Search code examples
open-sourcelicensing

Which license to choose for PHP library for chargeable, patented work?


I have developed a PHP library which is a wrapper to our API.

Patents: The services rendered through the API are covered by patents and anyone using the library may be charged subject to usage crossing certain limits. The license must not grant anyone using the library any patent license.

How Free? Although the library is free, can be copied and distributed unmodified under the same name as much as it can be, usage will be charged depending on limits. In the event of non-payment, the services facilitated by the library will be disrupted.

Modifications & Redistribution: Although anyone is free to review, debug & modify the library, it is desired that modifications to the library are not released under the same name or seek to represent the original and intended library released by us.

Included libraries: The library we are providing uses PHPSecLib & SSS(Shamir's Secret Sharing) library by Kenny Millington. PHPSecLib is released under the MIT license & SSS is under GPLv3 or later.

In view of all this, which license should I choose?


Solution

  • Patents:

    How Free?

    A lot of API libraries are like that. The library is free but the service the API is utilizing isn't. See, for example, Google AdWords API PHP Client. It's Apache licensed which, in turn, is GPL compatible.

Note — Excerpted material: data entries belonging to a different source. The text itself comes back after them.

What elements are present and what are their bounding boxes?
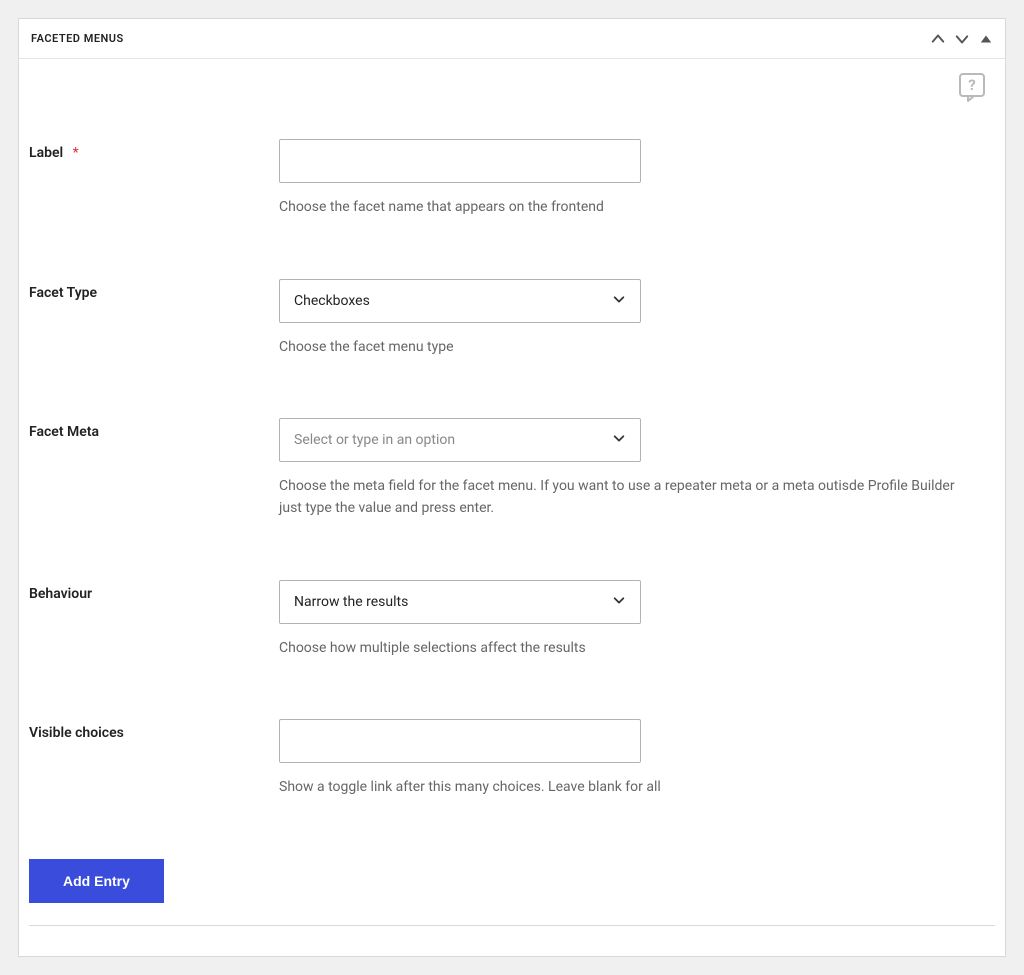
behaviour-help: Choose how multiple selections affect th…	[279, 638, 979, 660]
facet-type-value: Checkboxes	[294, 293, 370, 309]
move-up-icon[interactable]	[931, 32, 945, 46]
facet-meta-label: Facet Meta	[29, 418, 279, 519]
label-help: Choose the facet name that appears on th…	[279, 197, 979, 219]
help-icon[interactable]: ?	[957, 73, 987, 103]
svg-text:?: ?	[968, 76, 975, 94]
chevron-down-icon	[612, 292, 626, 310]
faceted-menus-panel: FACETED MENUS ? Label *	[18, 18, 1006, 957]
behaviour-label: Behaviour	[29, 580, 279, 660]
add-entry-button[interactable]: Add Entry	[29, 859, 164, 903]
label-input-col: Choose the facet name that appears on th…	[279, 139, 979, 219]
facet-type-select[interactable]: Checkboxes	[279, 279, 641, 323]
required-mark: *	[73, 145, 79, 161]
behaviour-select[interactable]: Narrow the results	[279, 580, 641, 624]
move-down-icon[interactable]	[955, 32, 969, 46]
panel-header: FACETED MENUS	[19, 19, 1005, 59]
row-facet-type: Facet Type Checkboxes Choose the facet m…	[29, 279, 995, 359]
visible-choices-label: Visible choices	[29, 719, 279, 799]
row-behaviour: Behaviour Narrow the results Choose how …	[29, 580, 995, 660]
visible-choices-input[interactable]	[279, 719, 641, 763]
row-label: Label * Choose the facet name that appea…	[29, 139, 995, 219]
behaviour-value: Narrow the results	[294, 594, 408, 610]
panel-title: FACETED MENUS	[31, 32, 124, 45]
facet-type-help: Choose the facet menu type	[279, 337, 979, 359]
facet-meta-placeholder: Select or type in an option	[294, 432, 455, 448]
row-visible-choices: Visible choices Show a toggle link after…	[29, 719, 995, 799]
label-label: Label *	[29, 139, 279, 219]
chevron-down-icon	[612, 593, 626, 611]
facet-meta-select[interactable]: Select or type in an option	[279, 418, 641, 462]
chevron-down-icon	[612, 431, 626, 449]
facet-meta-input-col: Select or type in an option Choose the m…	[279, 418, 979, 519]
facet-type-label: Facet Type	[29, 279, 279, 359]
visible-choices-input-col: Show a toggle link after this many choic…	[279, 719, 979, 799]
behaviour-input-col: Narrow the results Choose how multiple s…	[279, 580, 979, 660]
visible-choices-help: Show a toggle link after this many choic…	[279, 777, 979, 799]
label-text: Label	[29, 145, 63, 161]
panel-body: ? Label * Choose the facet name that app…	[19, 59, 1005, 956]
panel-controls	[931, 32, 993, 46]
collapse-icon[interactable]	[979, 32, 993, 46]
divider	[29, 925, 995, 926]
label-input[interactable]	[279, 139, 641, 183]
facet-meta-help: Choose the meta field for the facet menu…	[279, 476, 979, 519]
facet-type-input-col: Checkboxes Choose the facet menu type	[279, 279, 979, 359]
row-facet-meta: Facet Meta Select or type in an option C…	[29, 418, 995, 519]
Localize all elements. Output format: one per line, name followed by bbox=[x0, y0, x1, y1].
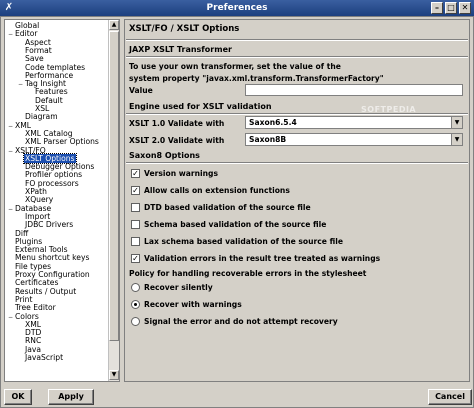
collapse-icon[interactable]: − bbox=[7, 205, 14, 214]
scroll-down-icon[interactable]: ▼ bbox=[109, 370, 119, 380]
cancel-button[interactable]: Cancel bbox=[428, 389, 472, 405]
value-input[interactable] bbox=[245, 84, 463, 96]
checkmark-icon[interactable]: ✓ bbox=[131, 253, 140, 263]
chevron-down-icon[interactable]: ▼ bbox=[451, 117, 462, 128]
option-checkbox[interactable]: Lax schema based validation of the sourc… bbox=[131, 236, 343, 246]
checkbox-label: Lax schema based validation of the sourc… bbox=[144, 236, 343, 246]
xslt1-select-value: Saxon6.5.4 bbox=[249, 118, 297, 127]
radio-label: Recover with warnings bbox=[144, 299, 242, 309]
divider bbox=[126, 56, 468, 58]
xslt2-select[interactable]: Saxon8B ▼ bbox=[245, 133, 463, 146]
jaxp-section-title: JAXP XSLT Transformer bbox=[129, 45, 232, 54]
radio-label: Recover silently bbox=[144, 282, 213, 292]
checkbox-label: Version warnings bbox=[144, 168, 219, 178]
checkbox-label: Schema based validation of the source fi… bbox=[144, 219, 327, 229]
collapse-icon[interactable]: − bbox=[7, 313, 14, 322]
jaxp-description-line2: system property "javax.xml.transform.Tra… bbox=[129, 74, 384, 83]
close-button[interactable]: ✕ bbox=[459, 2, 471, 14]
policy-label: Policy for handling recoverable errors i… bbox=[129, 269, 367, 278]
divider bbox=[126, 162, 468, 164]
value-label: Value bbox=[129, 86, 153, 95]
tree-scrollbar[interactable]: ▲ ▼ bbox=[108, 20, 119, 381]
jaxp-description-line1: To use your own transformer, set the val… bbox=[129, 62, 341, 71]
tree-item-label: JavaScript bbox=[25, 353, 64, 362]
title-bar: ✗ Preferences – □ ✕ bbox=[0, 0, 474, 16]
xslt1-select[interactable]: Saxon6.5.4 ▼ bbox=[245, 116, 463, 129]
checkbox-label: Validation errors in the result tree tre… bbox=[144, 253, 381, 263]
maximize-button[interactable]: □ bbox=[445, 2, 457, 14]
policy-radio[interactable]: Recover silently bbox=[131, 282, 213, 292]
divider bbox=[126, 39, 468, 41]
preferences-tree[interactable]: Global − Editor Aspect Format Save Code templa… bbox=[4, 19, 120, 382]
collapse-icon[interactable]: − bbox=[7, 30, 14, 39]
xslt1-label: XSLT 1.0 Validate with bbox=[129, 119, 225, 128]
window-title: Preferences bbox=[206, 3, 268, 13]
radio-icon[interactable] bbox=[131, 316, 140, 326]
saxon-section-title: Saxon8 Options bbox=[129, 151, 200, 160]
checkmark-icon[interactable]: ✓ bbox=[131, 185, 140, 195]
checkbox-label: Allow calls on extension functions bbox=[144, 185, 290, 195]
watermark-logo: SOFTPEDIA bbox=[361, 105, 417, 114]
option-checkbox[interactable]: DTD based validation of the source file bbox=[131, 202, 311, 212]
option-checkbox[interactable]: ✓ Allow calls on extension functions bbox=[131, 185, 290, 195]
option-checkbox[interactable]: ✓ Validation errors in the result tree tr… bbox=[131, 253, 380, 263]
xslt2-label: XSLT 2.0 Validate with bbox=[129, 136, 225, 145]
checkbox-icon[interactable] bbox=[131, 219, 140, 229]
policy-radio[interactable]: Signal the error and do not attempt reco… bbox=[131, 316, 338, 326]
collapse-icon[interactable]: − bbox=[7, 147, 14, 156]
ok-button[interactable]: OK bbox=[4, 389, 32, 405]
radio-icon[interactable] bbox=[131, 299, 140, 309]
scroll-up-icon[interactable]: ▲ bbox=[109, 20, 119, 30]
page-title: XSLT/FO / XSLT Options bbox=[129, 24, 240, 34]
apply-button[interactable]: Apply bbox=[48, 389, 94, 405]
checkbox-label: DTD based validation of the source file bbox=[144, 202, 311, 212]
radio-icon[interactable] bbox=[131, 282, 140, 292]
tree-item-label: JDBC Drivers bbox=[25, 220, 74, 230]
tree-item[interactable]: JavaScript bbox=[17, 353, 64, 362]
option-checkbox[interactable]: Schema based validation of the source fi… bbox=[131, 219, 326, 229]
engine-label: Engine used for XSLT validation bbox=[129, 102, 272, 111]
minimize-button[interactable]: – bbox=[431, 2, 443, 14]
x-icon: ✗ bbox=[4, 2, 14, 13]
checkbox-icon[interactable] bbox=[131, 202, 140, 212]
xslt2-select-value: Saxon8B bbox=[249, 135, 287, 144]
collapse-icon[interactable]: − bbox=[17, 80, 24, 89]
policy-radio[interactable]: Recover with warnings bbox=[131, 299, 242, 309]
checkmark-icon[interactable]: ✓ bbox=[131, 168, 140, 178]
checkbox-icon[interactable] bbox=[131, 236, 140, 246]
radio-label: Signal the error and do not attempt reco… bbox=[144, 316, 338, 326]
chevron-down-icon[interactable]: ▼ bbox=[451, 134, 462, 145]
collapse-icon[interactable]: − bbox=[7, 122, 14, 131]
divider bbox=[126, 113, 468, 115]
settings-panel: XSLT/FO / XSLT Options JAXP XSLT Transfo… bbox=[124, 19, 470, 382]
option-checkbox[interactable]: ✓ Version warnings bbox=[131, 168, 218, 178]
scroll-thumb[interactable] bbox=[109, 31, 119, 341]
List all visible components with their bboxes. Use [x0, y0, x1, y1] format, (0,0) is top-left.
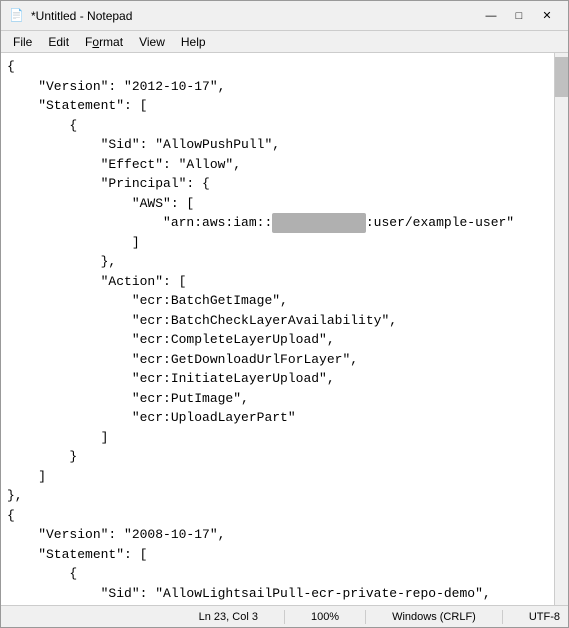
window-title: *Untitled - Notepad: [31, 9, 132, 23]
status-zoom: 100%: [311, 611, 339, 623]
status-divider-1: [284, 610, 285, 624]
title-bar: 📄 *Untitled - Notepad — □ ✕: [1, 1, 568, 31]
status-ln-col: Ln 23, Col 3: [199, 611, 258, 623]
title-bar-left: 📄 *Untitled - Notepad: [9, 8, 132, 24]
notepad-window: 📄 *Untitled - Notepad — □ ✕ File Edit Fo…: [0, 0, 569, 628]
menu-help[interactable]: Help: [173, 33, 214, 51]
text-editor[interactable]: { "Version": "2012-10-17", "Statement": …: [1, 53, 554, 605]
scrollbar-thumb[interactable]: [555, 57, 568, 97]
scrollbar-vertical[interactable]: [554, 53, 568, 605]
window-controls: — □ ✕: [478, 6, 560, 26]
status-divider-3: [502, 610, 503, 624]
menu-format[interactable]: Format: [77, 33, 131, 51]
status-encoding: UTF-8: [529, 611, 560, 623]
menu-bar: File Edit Format View Help: [1, 31, 568, 53]
menu-view[interactable]: View: [131, 33, 173, 51]
status-divider-2: [365, 610, 366, 624]
status-bar: Ln 23, Col 3 100% Windows (CRLF) UTF-8: [1, 605, 568, 627]
menu-edit[interactable]: Edit: [40, 33, 77, 51]
maximize-button[interactable]: □: [506, 6, 532, 26]
status-line-ending: Windows (CRLF): [392, 611, 476, 623]
editor-area: { "Version": "2012-10-17", "Statement": …: [1, 53, 568, 605]
close-button[interactable]: ✕: [534, 6, 560, 26]
app-icon: 📄: [9, 8, 25, 24]
minimize-button[interactable]: —: [478, 6, 504, 26]
menu-file[interactable]: File: [5, 33, 40, 51]
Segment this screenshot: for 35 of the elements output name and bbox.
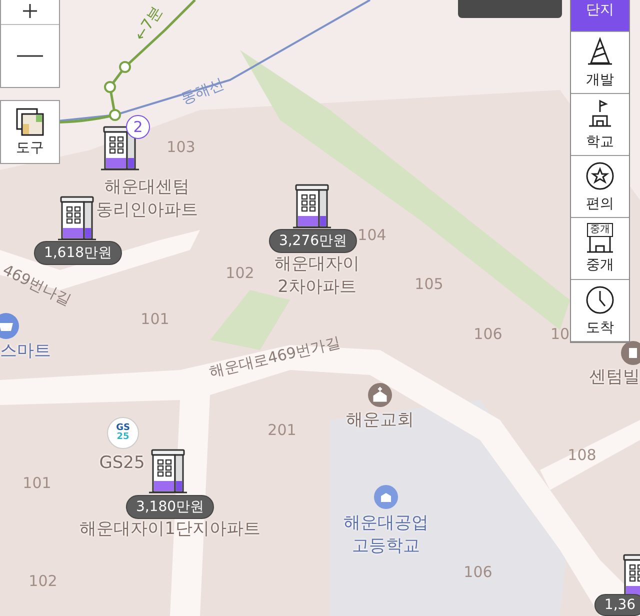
building-number: 101: [140, 310, 170, 328]
apartment-building-icon: [148, 448, 188, 494]
minus-icon: [17, 54, 43, 58]
complex-name: 해운대센텀 동리인아파트: [96, 176, 198, 222]
layer-tab[interactable]: 단지: [571, 0, 629, 32]
place-name: 스마트: [0, 340, 51, 363]
cart-icon: [0, 312, 20, 340]
building-number: 103: [166, 138, 196, 156]
building-number: 201: [268, 421, 296, 439]
place-name: 해운교회: [346, 409, 414, 432]
church-icon: [367, 382, 393, 408]
building-number: 105: [414, 275, 444, 293]
building-number: 102: [226, 264, 254, 282]
building-number: 106: [474, 325, 502, 343]
building-number: 106: [464, 563, 492, 581]
building-number: 102: [28, 572, 58, 590]
price-tag[interactable]: 1,618만원: [34, 241, 122, 265]
building-number: 108: [568, 446, 596, 464]
place-name: 센텀빌: [589, 366, 640, 389]
plus-icon: [23, 4, 37, 18]
price-tag[interactable]: 1,36: [594, 594, 640, 616]
place-name: GS25: [99, 452, 145, 475]
price-tag[interactable]: 3,276만원: [268, 229, 358, 253]
building-number: 101: [22, 474, 52, 492]
layers-icon: [15, 107, 45, 137]
apartment-building-icon: [57, 195, 97, 241]
complex-name: 해운대자이1단지아파트: [80, 518, 260, 541]
complex-name: 해운대자이 2차아파트: [274, 253, 360, 299]
building-number: 10: [550, 325, 570, 343]
school-icon: [373, 484, 399, 510]
price-tag[interactable]: 3,180만원: [126, 495, 214, 519]
apartment-building-icon: [292, 183, 332, 229]
clock-icon: [584, 284, 616, 316]
building-number: 104: [358, 226, 386, 244]
place-name: 해운대공업 고등학교: [344, 512, 428, 558]
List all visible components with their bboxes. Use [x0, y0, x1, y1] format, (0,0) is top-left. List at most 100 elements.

    Modifications & Redistribution:

    That's a problem. The PHP License has a similar restriction and as such it isn't GPL compatible. Of course if you don't care about GPL compatibility...

    Included libraries:

    The MIT license is pretty liberal and let's you do pretty much anything. GPLv3, however, is not. If you use GPLv3 code your license is going to need to be GPL compatible and with the restrictions you're wanting to impose it sounds like it's not going to be. My recommendation: maybe rewrite SSS? Compared to phpseclib it looks like an extremely small codebase.